Dari pasar kita masak-masak sebentar, dan kembali keimplusifan saya muncul. Saya mendadak pengen ke pantai. Maka jadilah sore itu saya berangkat ke pantai setelah mengajarkan heejin menggambar kupu-kupu yang lalu dia pamerkan ke ayahnya hahha...
Harga becak ke arah pantai sekitar 30 ribu. Saya sewa untuk PP e tapi ya jauh banget ternyata sampai ga nyampe-nyampe rasanya. Saya kasian si sama abang becak untung dia masih muda jadi sedikit lega. Sampai di sana saya hanya sebentar menunggu tenggelamnya sang surya di Pantai Tegal Wangi.
Namun karena tegal tidak terletak di barat Jawa maka yang terjadi saya kebingungan mencari arah sang senja. Hari itu tampak tak begitu istimewa , pantainya pun kotor penuh sampah dedaunan dan berwarna hitam, airnya juga tak kalah jelek.

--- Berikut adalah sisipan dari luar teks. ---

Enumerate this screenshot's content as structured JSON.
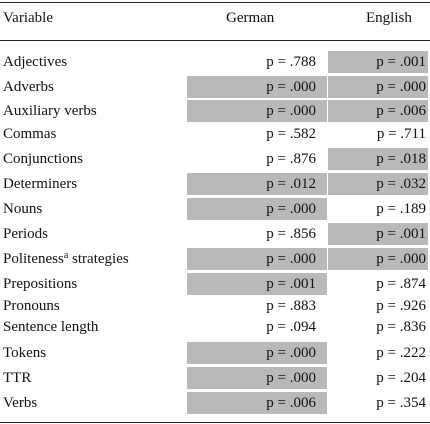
{
  "table": {
    "header": [
      "Variable",
      "German",
      "English"
    ],
    "rows": [
      [
        {
          "text": "Adjectives"
        },
        "p = .788",
        "p = .001"
      ],
      [
        {
          "text": "Adverbs"
        },
        "p = .000",
        "p = .000"
      ],
      [
        {
          "text": "Auxiliary verbs"
        },
        "p = .000",
        "p = .006"
      ],
      [
        {
          "text": "Commas"
        },
        "p = .582",
        "p = .711"
      ],
      [
        {
          "text": "Conjunctions"
        },
        "p = .876",
        "p = .018"
      ],
      [
        {
          "text": "Determiners"
        },
        "p = .012",
        "p = .032"
      ],
      [
        {
          "text": "Nouns"
        },
        "p = .000",
        "p = .189"
      ],
      [
        {
          "text": "Periods"
        },
        "p = .856",
        "p = .001"
      ],
      [
        {
          "text": "Politeness",
          "sup": "a",
          "rest": " strategies"
        },
        "p = .000",
        "p = .000"
      ],
      [
        {
          "text": "Prepositions"
        },
        "p = .001",
        "p = .874"
      ],
      [
        {
          "text": "Pronouns"
        },
        "p = .883",
        "p = .926"
      ],
      [
        {
          "text": "Sentence length"
        },
        "p = .094",
        "p = .836"
      ],
      [
        {
          "text": "Tokens"
        },
        "p = .000",
        "p = .222"
      ],
      [
        {
          "text": "TTR"
        },
        "p = .000",
        "p = .204"
      ],
      [
        {
          "text": "Verbs"
        },
        "p = .006",
        "p = .354"
      ]
    ]
  }
}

![dokpri](https://assets.kompasiana.com/items/album/2019/02/11/12010758-10204892349652860-4165597024225567377-o-5c619a26c112fe7e654c6633.jpg?t=o&v=555)

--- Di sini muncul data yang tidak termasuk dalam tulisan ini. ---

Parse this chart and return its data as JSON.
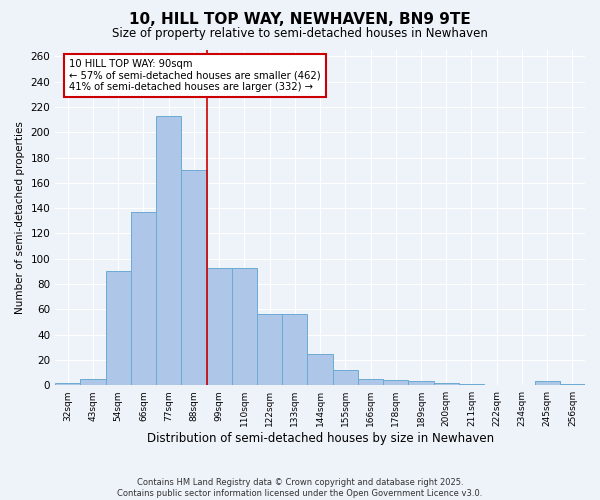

Belum lagi pemda sana pun belum ngeh soal peluang pariwisata digital atau instagramable semua tampak tak tertata dan serba biasa tak ada yang menarik. Tak heran senja pun enggan menampakkan pesonanya.
Dari sini kita pulang ke rumah sepupu dan ternyata jalan yang ditempuh setengah jauhnya dari jalan berangkat. Saya terheran-heran tapi tak bertanya. Seheran saya dengan nama Rita yang ada di mana-mana Rita mal, supermarket sampai tempat bermain. Jadi siapakah Rita hahaha...katanya pengusaha di kota Tegal. Keren juga dia bisa monopoli gitu hahaha... perjalanan di Tegal mengajarkan saya bahwa segalanya tak perlu bergantung dengan orang karena semua kesenangan diri sendiri yang menentukan.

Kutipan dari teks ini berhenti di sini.